The Lost Wreck of the Fortuyn
The West Coast of Australia is dangerous. The shallow reefs and rough seas here have claimed many ships along with their treasure and most of them have never been found. I set off to find one of these ships, the lost wreck of the Fortuyn.
The Fortuyn was a trade ship of the VOC. She was on her way from the Netherlands to Indonesia in 1724 but never made it to port. No one is entirely sure what happened to the ship or her crew but it’s possible she might have wrecked on the Abrolhos Islands along with $4,000,000 worth of silver.
So why the Abrolhos? Well, another Dutch ship, the Zeewijk wrecked on those same islands in 1727. While there the crew came across wreckage and clues of past castaways which they believed were left behind by the Fortuyn.
If the Fortuyn did wreck on the Abrolhos, her treasure might still be there.
The Fortuyn's Fate
I began looking into the Fortuyn to try and figure out what could have happened to her and if the Abrolhos was the place she met her fate.
The Fortuyn left the Netherlands in September, 1723 with a crew of 225 and captained by a man named Pieter Westrik. She arrived at the Cape of Good Hope on January 2nd, 1724 and left on January 18th. She was accompanied by other ships but eventually they lost sight of each other and the Fortuyn was never seen again.
The VOC had two routes they used to sail from the Cape to the East Indies. One took them directly across the Indian Ocean which was used from October to February and then there was another route used from March to September. This route used seasonal winds to take ships closer to the coast of Western Australia before turning north towards Indonesia which would save them a few months on the journey.
Although the Fortuyn departed in January and shouldn't have ventured so close to the Great South Land at that time, it's possible she was blown off course or sailed too far east and met her fate at the Abrolhos.
The Copper Coins
The Fortuyn was a merchant ship. She would have carried lots of different cargo like bricks, pots, tiles, and timber. She also carried 36 cannons and 8 swivel guns to protect the ship against pirates and apart from the silver she was transporting, the Fortuyn also carried duit, a Dutch copper coin.
In 1724, 2000 guilders worth of duit were sent to Batavia. Only one ship recorded offloading their duit in Batavia and only 1250 guilders worth. Since the Fortuyn was the only ship that didn’t arrive to port that year she would have carried the other 750 guilders worth. One guilder is equal to 160 duit so if you do the math, we’re looking for about 120,000 copper coins.
And here’s the smoking gun. Between 1723 and 1725 the duit did not have the VOC stamp like the one I’m holding. So if I’m lucky enough to find these coins and they don’t have the stamp then we know the Fortuyn wrecked at the Abrolhos.

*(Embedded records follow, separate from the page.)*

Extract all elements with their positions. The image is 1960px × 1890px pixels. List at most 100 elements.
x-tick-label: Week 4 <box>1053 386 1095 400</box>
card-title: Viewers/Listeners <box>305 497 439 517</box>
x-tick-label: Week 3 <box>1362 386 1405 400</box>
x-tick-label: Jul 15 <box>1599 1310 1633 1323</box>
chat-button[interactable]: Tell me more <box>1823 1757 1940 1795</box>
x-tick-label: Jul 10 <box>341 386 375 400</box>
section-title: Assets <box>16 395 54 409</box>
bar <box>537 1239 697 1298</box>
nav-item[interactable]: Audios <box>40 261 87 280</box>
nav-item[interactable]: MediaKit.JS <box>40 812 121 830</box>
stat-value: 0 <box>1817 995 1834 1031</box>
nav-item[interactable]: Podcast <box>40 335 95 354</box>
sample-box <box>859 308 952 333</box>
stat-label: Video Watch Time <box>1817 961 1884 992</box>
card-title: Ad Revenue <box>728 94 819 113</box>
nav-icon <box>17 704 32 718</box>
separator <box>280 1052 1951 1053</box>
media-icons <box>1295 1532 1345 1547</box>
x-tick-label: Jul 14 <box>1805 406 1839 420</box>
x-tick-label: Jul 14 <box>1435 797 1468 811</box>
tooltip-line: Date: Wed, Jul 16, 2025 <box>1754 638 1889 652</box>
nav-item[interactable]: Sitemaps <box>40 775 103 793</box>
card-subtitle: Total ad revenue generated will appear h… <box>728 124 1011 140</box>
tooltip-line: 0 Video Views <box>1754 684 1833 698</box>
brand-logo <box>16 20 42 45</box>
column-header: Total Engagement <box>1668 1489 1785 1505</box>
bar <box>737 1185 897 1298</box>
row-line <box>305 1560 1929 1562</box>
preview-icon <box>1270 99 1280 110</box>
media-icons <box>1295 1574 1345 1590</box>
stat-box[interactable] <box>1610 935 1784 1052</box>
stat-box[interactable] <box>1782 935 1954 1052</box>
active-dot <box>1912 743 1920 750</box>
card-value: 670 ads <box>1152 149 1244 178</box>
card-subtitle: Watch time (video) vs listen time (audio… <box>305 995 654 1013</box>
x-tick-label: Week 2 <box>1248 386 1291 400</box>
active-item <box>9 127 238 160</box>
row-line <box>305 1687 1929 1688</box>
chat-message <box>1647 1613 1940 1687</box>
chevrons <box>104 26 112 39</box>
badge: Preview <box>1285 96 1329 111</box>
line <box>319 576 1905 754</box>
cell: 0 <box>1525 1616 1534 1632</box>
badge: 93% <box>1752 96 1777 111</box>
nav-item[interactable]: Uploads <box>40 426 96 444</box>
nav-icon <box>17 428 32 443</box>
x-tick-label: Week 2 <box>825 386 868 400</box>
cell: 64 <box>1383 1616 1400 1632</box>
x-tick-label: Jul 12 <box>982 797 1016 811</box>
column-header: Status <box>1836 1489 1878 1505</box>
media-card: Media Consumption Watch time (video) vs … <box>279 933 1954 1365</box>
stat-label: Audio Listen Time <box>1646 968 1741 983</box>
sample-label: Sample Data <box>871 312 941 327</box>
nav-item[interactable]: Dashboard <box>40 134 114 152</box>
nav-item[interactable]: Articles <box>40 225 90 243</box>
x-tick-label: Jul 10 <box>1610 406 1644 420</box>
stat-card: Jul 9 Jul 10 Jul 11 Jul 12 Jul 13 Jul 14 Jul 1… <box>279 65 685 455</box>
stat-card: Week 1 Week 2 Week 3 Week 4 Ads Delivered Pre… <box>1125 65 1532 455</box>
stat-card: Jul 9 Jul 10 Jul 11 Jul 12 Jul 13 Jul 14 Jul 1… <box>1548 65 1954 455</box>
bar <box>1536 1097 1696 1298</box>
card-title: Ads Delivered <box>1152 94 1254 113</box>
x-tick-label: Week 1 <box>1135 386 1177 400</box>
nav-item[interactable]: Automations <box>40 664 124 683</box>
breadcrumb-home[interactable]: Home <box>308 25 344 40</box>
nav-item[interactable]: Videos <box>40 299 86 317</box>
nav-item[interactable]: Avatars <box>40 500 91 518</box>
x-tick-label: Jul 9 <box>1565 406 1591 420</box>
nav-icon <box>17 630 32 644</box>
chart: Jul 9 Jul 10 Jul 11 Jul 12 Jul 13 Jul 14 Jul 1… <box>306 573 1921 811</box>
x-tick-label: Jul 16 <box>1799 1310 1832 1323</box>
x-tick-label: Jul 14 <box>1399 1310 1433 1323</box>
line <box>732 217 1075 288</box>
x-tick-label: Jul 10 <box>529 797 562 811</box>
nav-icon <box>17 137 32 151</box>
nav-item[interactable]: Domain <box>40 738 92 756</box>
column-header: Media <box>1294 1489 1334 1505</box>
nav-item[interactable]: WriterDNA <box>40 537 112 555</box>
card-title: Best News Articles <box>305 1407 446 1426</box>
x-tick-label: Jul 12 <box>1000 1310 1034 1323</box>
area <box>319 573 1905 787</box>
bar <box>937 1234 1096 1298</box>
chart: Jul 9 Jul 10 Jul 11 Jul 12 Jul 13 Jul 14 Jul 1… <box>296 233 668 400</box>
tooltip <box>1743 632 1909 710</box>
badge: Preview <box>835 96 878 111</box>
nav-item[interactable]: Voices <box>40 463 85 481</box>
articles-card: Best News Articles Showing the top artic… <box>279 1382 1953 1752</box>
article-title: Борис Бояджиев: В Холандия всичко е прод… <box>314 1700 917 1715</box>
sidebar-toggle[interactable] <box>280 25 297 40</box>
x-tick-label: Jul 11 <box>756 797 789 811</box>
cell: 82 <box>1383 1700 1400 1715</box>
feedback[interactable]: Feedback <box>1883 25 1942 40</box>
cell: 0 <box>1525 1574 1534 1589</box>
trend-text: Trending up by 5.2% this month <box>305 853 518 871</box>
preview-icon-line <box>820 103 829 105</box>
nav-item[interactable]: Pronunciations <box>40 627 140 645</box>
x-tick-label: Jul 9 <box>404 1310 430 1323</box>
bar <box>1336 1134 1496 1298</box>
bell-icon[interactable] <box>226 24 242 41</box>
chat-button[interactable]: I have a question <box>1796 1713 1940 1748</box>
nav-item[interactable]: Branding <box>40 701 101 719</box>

My next stop was Gun Island…
When the crew of the Zeewijk wrecked on the Abrolhos in 1727 they made it to Gun Island and established a camp. When they realised no rescue would arrive the crew banded together and over several months built a new ship in order to escape.
While castaway, the crew explored nearby islands for food and water as well as supplies to build their new ship. On these expeditions the crew came across wreckage and relics from a previous wreck which they believed could have been from the Fortuyn which disappeared 3 years earlier but what happened to these previous castaways is a mystery. No bodies were found on the islands. Only the clues they left behind.
The first mate of the Zeewijk, Adriaan van de Graaf kept a journal while on the islands and recorded some of the finds.
Following the clues left behind in these journals and letters, we packed our gear and took the boat over to the Abrolhos to explore the waters and search for the lost Fortuyn. When we got to Gun Island however, our boat’s engine cut out and we were unable to repair it. We were stuck at the island for several hours while waiting for another boat to be able to tow us back to the mainland
While stranded I did still explore around Gun Island and although I didn’t find a wreck or those copper coins, I did make friends with a very curious seal. After a few hours, a boat arrived and we escaped the island. Although stranded for only a few hours, I sympathise with the Zeewijk crew who called this place home all those years ago.
Return to the Islands
With the boat repaired we returned to the Abrolhos in search of the Fortuyn. After searching around Gun Island again we made our way over to Pelsaert Island to piece together the next part of the mystery.
When the Zeewijk crew ventured to other islands, there's one they came across which was a "long drawn out island" which is none other than Pelsaert Island. When they came closer to Pelsaert Island they noticed wreckage in the water including a piece that could have been the ship's figurehead. Adriaan van de Graaf recorded these finds in his journal.
The only wreck we found at Pelsaert Island though was a modern yacht resting in the shallows. If the Fortuyn did wreck at the Abrolhos, it’s possible she sank into deep water along with her treasure while the crew made it to the islands and left behind the few relics found by the Zeewijk survivors. But that still leaves a lot of mystery. If the Fortuyn crew didn’t die on the islands then what happened to them? And if it wasn’t the Fortuyn that wrecked here and she wrecked somewhere else then who wrecked here for the Zeewijk crew to find?
The only way to find out is to keep exploring.